Motion. Effort. Locomotion; Standing, Walking, Running, Jumping, Swimming.

Motion

Physiologists remark several varieties of motion which may be grouped in two—voluntary and involuntary movements. Among the involuntary movements, which are also called automatic, some result from the impression produced by an idea, a passion, or a scene, gay or sad, or by a movement identical with that which is produced. Such are laughing, and the motions of the face expressing sadness, anger, fear, and other moral or physical impressions; trembling of the limbs in consequence of deep emotion, yawning, and so forth. Others proceed from the excitement of the sensitive nerves, such as sneezing, coughing, winking, chattering of the teeth, or shivering after a cold bath.

In certain cases, in fact, impressions transmitted from the organs to the brain, either directly by the nerves of sensation or indirectly by the spinal cord, without any sensation taking place, or what amounts to the same thing, without our being conscious of any, occasion an excitement which is transmitted to the motor-nerves, and causes movements in which the will has no part. These movements are generally executed by the muscles of organic life, which are not under the control of the will; but they can also be made by those which are under its control. These are called reflex movements. Some of them are undoubtedly automatic; as for the others, it has not been demonstrated that a sensation and an act of the will do not precede the muscular contraction. Thus sneezing and coughing are independent of the will, it can neither prevent them nor arrest their development It is the same with the chattering of the teeth, with shivering and winking of the eyelids on contact with the air, with the tears, or only when a foreign body menaces the eye. In this last case, although the muscular contraction is instantaneous and seems to be involuntary, it is evidently preceded by a sensation which the eye has transmitted to the brain. This may even be considered as voluntary, since if the attention is excited, the will can oppose the instinctive movement.

Other movements take place in the organism of which we have more or less perception; when a carriage threatens to overset, for example, we throw ourselves to the side opposite the inclination; or when suddenly coming on the edge of a precipice the body stiffens or is thrown backward; and when a player at ball or billiards inclines or turns in the same direction in which he wishes to direct his ball. Analogous phenomena are caused by a sort of attraction or instinctive imitation. When, for example, the eyes follow the movement of a great waterfall into a gulf, the body very soon follows the oscillations, though we do not perceive them until the motion becomes so great as to threaten to drag us into the abyss. We are indebted to M. Chevreul for the observation and explanation of effects of this nature, of which charlatanism avails itself in table-turning. If the elbow be placed upon a table, and a pendulum formed of a string and a ring be held in the hand, and we fix the eyes on the ring, we shall soon see it begin to oscillate, although the arm apparently remains immovable; the oscillations may keep the same direction, or change according to the mental desire, and this without any bad faith or a consenting movement on the part of the person holding the pendulum. But if we place a support under the hand near the end of the fingers, or a bandage over the eyes of the experimenter, the oscillations cease. They were caused by an almost imperceptible and involuntary movement of the fore-arm and hand, under the influence of the eyes looking at the ring and the direction that it takes. And again it is a similar movement or series of movements which gives the impulse to the turning table; in the unconsciousness of the muscular contraction lies all the merit of this phenomenon, which loses its marvellous character as soon as you show the too credulous performers that they themselves are the involuntary movers.

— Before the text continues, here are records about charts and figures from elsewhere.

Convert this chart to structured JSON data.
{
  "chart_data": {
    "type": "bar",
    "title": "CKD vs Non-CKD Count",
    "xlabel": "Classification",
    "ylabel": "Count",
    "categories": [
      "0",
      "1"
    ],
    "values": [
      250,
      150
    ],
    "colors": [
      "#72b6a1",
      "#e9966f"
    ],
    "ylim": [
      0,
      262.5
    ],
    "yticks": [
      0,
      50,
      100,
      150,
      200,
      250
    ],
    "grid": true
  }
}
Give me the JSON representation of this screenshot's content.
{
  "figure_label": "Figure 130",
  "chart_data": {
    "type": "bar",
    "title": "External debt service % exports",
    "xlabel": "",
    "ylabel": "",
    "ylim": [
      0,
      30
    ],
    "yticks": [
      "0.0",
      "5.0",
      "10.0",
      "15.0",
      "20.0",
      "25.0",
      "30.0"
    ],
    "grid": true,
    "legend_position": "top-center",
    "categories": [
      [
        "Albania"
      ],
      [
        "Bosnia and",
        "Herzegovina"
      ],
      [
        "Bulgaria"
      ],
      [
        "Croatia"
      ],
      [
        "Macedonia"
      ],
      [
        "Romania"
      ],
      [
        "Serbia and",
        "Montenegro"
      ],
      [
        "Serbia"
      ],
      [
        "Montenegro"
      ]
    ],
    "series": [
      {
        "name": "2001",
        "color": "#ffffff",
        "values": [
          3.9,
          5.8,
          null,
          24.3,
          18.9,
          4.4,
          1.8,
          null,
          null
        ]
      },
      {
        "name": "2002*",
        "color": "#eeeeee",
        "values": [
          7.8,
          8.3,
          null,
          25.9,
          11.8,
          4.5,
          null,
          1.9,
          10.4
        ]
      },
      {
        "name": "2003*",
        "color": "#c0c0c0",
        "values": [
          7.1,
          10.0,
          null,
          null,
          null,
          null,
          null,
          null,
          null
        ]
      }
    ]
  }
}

Voluntary movements, as their name indicates, are produced under the influence of the will, but not under its direct or immediate action. The volition of the movements of locomotion, for example, emanate from a certain part of the brain, from the cerebral lobes; but in order that the movement may be executed, the muscles must contract, and this muscular contraction owes its origin to a force which emanates from the occipital protuberance, a different part of the brain from that which gives birth to thought. Observations on paralytics prove that the will is insufficient to produce movement.

In order that movements may be executed in the order and with the unity necessary to the accomplishment of the will, they must be co-ordinate. Several physiologists, and especially Flourens, have regarded the cerebellum as the organ essential to this co-ordination of movement A lesion of this part of the brain produces a disturbance in locomotion similar to that caused by drunkenness; but pathological observation has demonstrated that there is sometimes absence of co-ordination when the cerebellum is not affected.

The muscles unite in the voluntary movements, some as motors, and others, antagonistic to these, as the moderators of movement M. Duchenne (of Boulogne) has shown that in the voluntary movements of the limbs and the trunk these two systems of muscles, impulsive and modifying, are simultaneously contracted by a double nervous excitation; one to produce the movement and the other to modify it. Without this unity of intention between the antagonistic muscles, the movements would lose their precision and their certainty.